IL&FS Addresses Debt Worth Rs52,200 Crore; Maintains Resolution Estimate at Rs61,000 Crore by March 2022
Moneylife Digital Team 02 November 2021
The crisis-hit Infrastructure Leasing and Finance Ltd (IL&FS) group has addressed a debt of about Rs52,200 to date. The group also maintained its earlier estimate of resolving debt of Rs61,000 crore, representing a resolution of 62% of overall—fund-based and non-fund based—the debt of over Rs99,000 crore as of October 2018. 
 
In a release, IL&FS says, “The debt of Rs52,200 crore addressed till date represents 86% of the overall estimated resolution value of Rs61,000 crore and 53% of total debt. The group estimates to resolve around Rs57,000 crore debt by March 2022.”
 
This overall resolution estimate is significantly higher than the average recovery observed under Insolvency and Bankruptcy Code 2016 since its inception, it added.
 
The aggregate debt addressed of Rs52,200 crore till-date comprises Rs14,100 crore of debt discharged; available cash balance of Rs16,700 crore; Rs13,200 crore from cases approved by the courts and pending transaction closure on account of documentation and other closing requirements; and balance Rs8,200 crore from applications filed with courts which are pending approval.
 
Of the 347 entities under the IL&FS group as of October 2018, a total of 235 entities stand resolved to date, including resolution applications filed with courts, and applications for additional 15 entities are expected to be filed with courts by March 2022.
 
“The group estimates resolution of the remaining nearly Rs4,000 crore debt across 97 entities to move beyond March 2022 and thus achieve its overall debt resolution estimate of Rs61,000 crore,” IL&FS added.
 
The crisis-hit group says it has also submitted an application with the National Company Law Tribunal (NCLT) seeking approval for transfer of five Road projects, with an approximate resolution value of Rs4,000 crore, under phase-2 of the IL&FS’s Infrastructure Investment Trust (InvIT), and has launched sale process of IFIN’s external non-performing loan portfolio of around Rs4,300 crore under Swiss challenge.

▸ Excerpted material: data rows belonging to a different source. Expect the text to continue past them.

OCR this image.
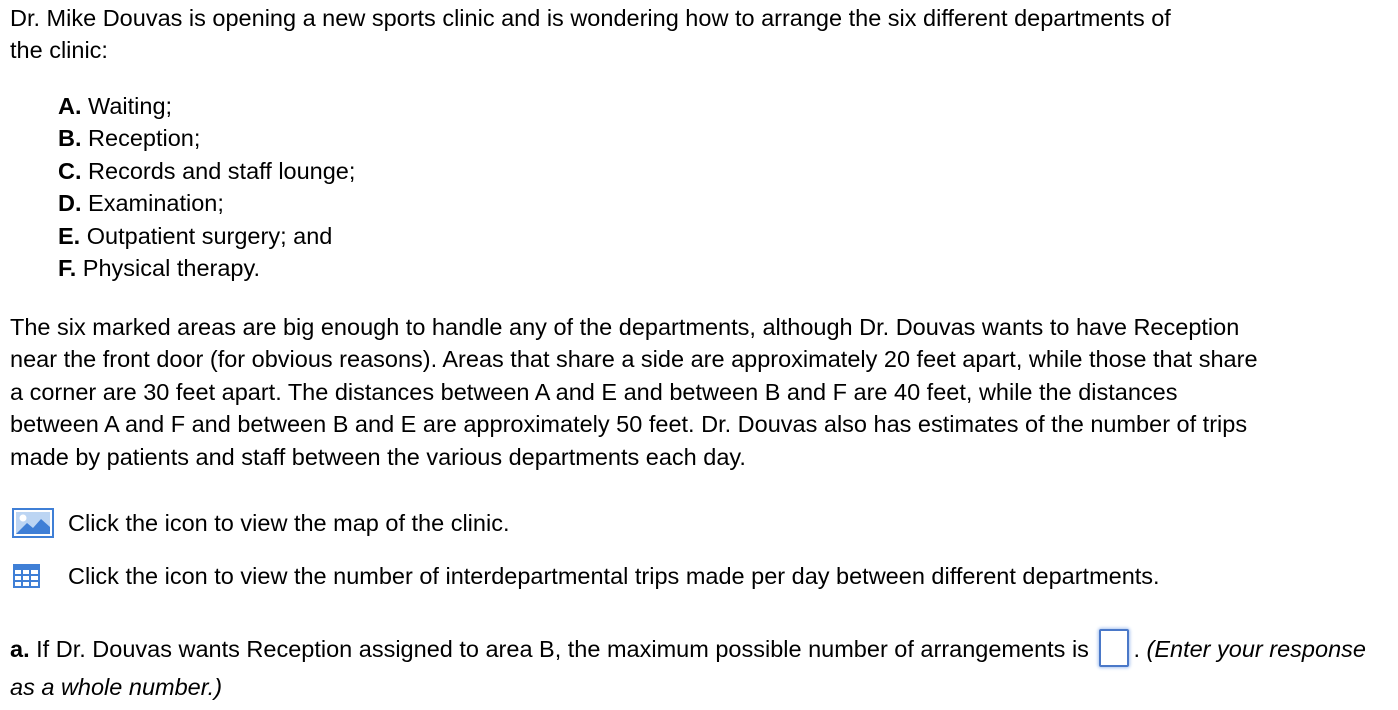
Dr. Mike Douvas is opening a new sports clinic and is wondering how to arrange the six different departments of
the clinic:
A. Waiting;
B. Reception;
C. Records and staff lounge;
D. Examination;
E. Outpatient surgery; and
F. Physical therapy.
The six marked areas are big enough to handle any of the departments, although Dr. Douvas wants to have Reception
near the front door (for obvious reasons). Areas that share a side are approximately 20 feet apart, while those that share
a corner are 30 feet apart. The distances between A and E and between B and F are 40 feet, while the distances
between A and F and between B and E are approximately 50 feet. Dr. Douvas also has estimates of the number of trips
made by patients and staff between the various departments each day.
Click the icon to view the map of the clinic.
Click the icon to view the number of interdepartmental trips made per day between different departments.

a. If Dr. Douvas wants Reception assigned to area B, the maximum possible number of arrangements is . (Enter your response as a whole number.)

The selection and finalisation of a higher (H1) bidder in the TIFC sale process (IL&FS headquarters in Mumbai) is also underway.
 
 IL&FS was declared insolvent in September 2018 after it failed to honour its debt distributed among its 347 group companies. The complex nature of IL&FS and the risk it posed to the financial system has led to some new regulations. One among the regulations was RBI putting a cap of two core investment companies (CICs) within a corporate group. 
 
To address the complexity in group structures and the existence of multiple CICs within a group, last year in August, RBI decided to restrict to two the number of layers of CICs within a group, irrespective of the extent of direct or indirect holding by a CIC.
 
Comments
pdk_7
1 year ago
What happens to investment made by indivduals in ILFS preferences ? There is no information forthcoming from anyone on this aspect .
Meenal Mamdani
2 years ago
This is thanks to Uday Kotak who worked for this resolution.
Usually the others who work in this area are in cahoots with the defaulters and thus get very little on the surface while enriching themselves surreptitiously.
All who work in this I&B Code should be investigated thoroughly.